Время уже перевалило за полдень, когда в магазин протиснулся бочком незнакомый джентльмен средних лет. Подошел к прилавку, чуть конфузясь; близоруко повел глазами вокруг.

— Могу ли я видеть мистера Вейра?

— К вашим услугам, — ответил Джеффри.

— Нет, простите. Я ищу…

— Моего отца, должно быть?

Тот, спасенный, кивнул. Как заяц, подумал Джеффри с неодобрением.

— Сожалею, но он в отъезде. Могу я что-нибудь передать?

— Да, конечно, — заволновался визитер и полез в карман жилета. — Вот…

Он положил на прилавок небольшой предмет, завернутый в носовой платок. Это были мужские часы. Золотой корпус с тисненым орнаментом; судя по толщине цепи и качеству золота — местная работа. Сделаны не вчера, хотя наверняка возраст трудно определить: им может быть как десять лет, так и пятьдесят. Вряд ли больше.

— Передайте ему… Он должен знать.

Джеффри кивнул.

— Да, и еще… Не подскажете, где тут у вас туристическое бюро?

— Охотно. Сейчас направо до первого большого перекрестка, там опять направо до мэрии и через дорогу. Не ошибетесь.

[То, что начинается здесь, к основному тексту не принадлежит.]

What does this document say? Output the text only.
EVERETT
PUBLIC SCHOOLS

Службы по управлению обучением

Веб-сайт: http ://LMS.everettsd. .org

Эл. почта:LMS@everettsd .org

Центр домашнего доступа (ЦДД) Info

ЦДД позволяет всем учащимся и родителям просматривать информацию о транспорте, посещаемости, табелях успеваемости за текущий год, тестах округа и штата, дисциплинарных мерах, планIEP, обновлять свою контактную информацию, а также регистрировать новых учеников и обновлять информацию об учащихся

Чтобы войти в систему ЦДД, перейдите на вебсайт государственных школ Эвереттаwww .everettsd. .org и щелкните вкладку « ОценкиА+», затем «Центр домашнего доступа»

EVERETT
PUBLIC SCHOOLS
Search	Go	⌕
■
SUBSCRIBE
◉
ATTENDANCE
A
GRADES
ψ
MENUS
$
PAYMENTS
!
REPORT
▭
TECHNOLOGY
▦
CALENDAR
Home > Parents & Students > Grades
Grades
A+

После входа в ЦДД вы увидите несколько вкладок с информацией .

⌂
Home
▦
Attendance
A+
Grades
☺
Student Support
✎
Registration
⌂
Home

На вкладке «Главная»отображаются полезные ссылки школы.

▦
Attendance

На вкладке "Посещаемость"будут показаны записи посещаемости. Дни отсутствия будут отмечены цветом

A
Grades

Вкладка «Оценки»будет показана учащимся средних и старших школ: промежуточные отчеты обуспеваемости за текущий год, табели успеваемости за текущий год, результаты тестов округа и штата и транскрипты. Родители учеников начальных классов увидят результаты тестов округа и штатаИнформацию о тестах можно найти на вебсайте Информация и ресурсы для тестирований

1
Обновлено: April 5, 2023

Не без облегчения спровадив гонца (чем-то тягостным веяло от него, и это «что-то» было сейчас совсем некстати), Джеффри надел шляпу и вышел на улицу. Летний день был в разгаре, переполненные трамваи катили один за другим. Он подумал о сестре. Какая там сейчас погода, в Дейлсфорде? Приятная, должно быть; в самый раз для отдыха. Он пересек улицу и замедлил шаг перед белым фасадом кафе «Кристалл». Ванесса любила обедать здесь, рядом с магазином, чтобы не тратить лишнего времени; но ведь сегодня ему необязательно идти именно сюда. Разве мало хороших мест, хранящих особенный (парижский, мог бы он сказать, если бы хоть раз был в Париже) дух? Да и просто прогуляться — чем не повод? Заглянуть в Квартал10, где фланируют модницы, исподтишка разглядывая друг друга. Приезжие из Лондона морщат нос и упрекают местных в отсутствии вкуса; но это всего лишь повод, чтобы осадить выскочек. Мало кому нравится думать, что на задворках Империи есть место, которое вчера было скопищем деревянных хибар, а сегодня — вот вам, пожалуйста: «Королева юга», «Великолепный Мельбурн». Роскошные здания, французские бульвары — какой город Федерации может похвастаться подобным? Чем ответят сиднейцы? Их только и хватает на то, чтобы строчить завистливые пасквили в своем «Бюллетене».

Легконогий Меркурий парил над крышей редакции «Эйдж» — воплощенная метафора Мельбурна: молодого, современного и полного сил. Проходя мимо одной из витрин, Джеффри кинул в нее беглый взгляд и, отразившись, весело подмигнул себе.

Этот город, ладно скроенный Ходдлом11 и сшитый теми, кто не считал денег, сидел на нем, как влитой.

Примечания

7

Дейлсфорд — популярный курортный город с минеральными источниками в ста километрах от Мельбурна.

8

Тигровый глаз — полудрагоценный камень, разновидность кварца.

9

Cooee (читается «Куи») — заимствованный у аборигенов и широко распространившийся среди белого населения Австралии клич для поисков потерявшихся в буше, аналог русскому «Ау». Часто используется в качестве названий.

10

Квартал (The Block) — центральная часть Коллинз-стрит. В описываемое время был самым модным променадом в городе, и «прогулки по Кварталу» (Doing the Block) относились к числу важнейших социальных ритуалов.

11

Роберт Ходдл (1794—1881) — английский топограф, автор плана городской застройки в центре Мельбурна.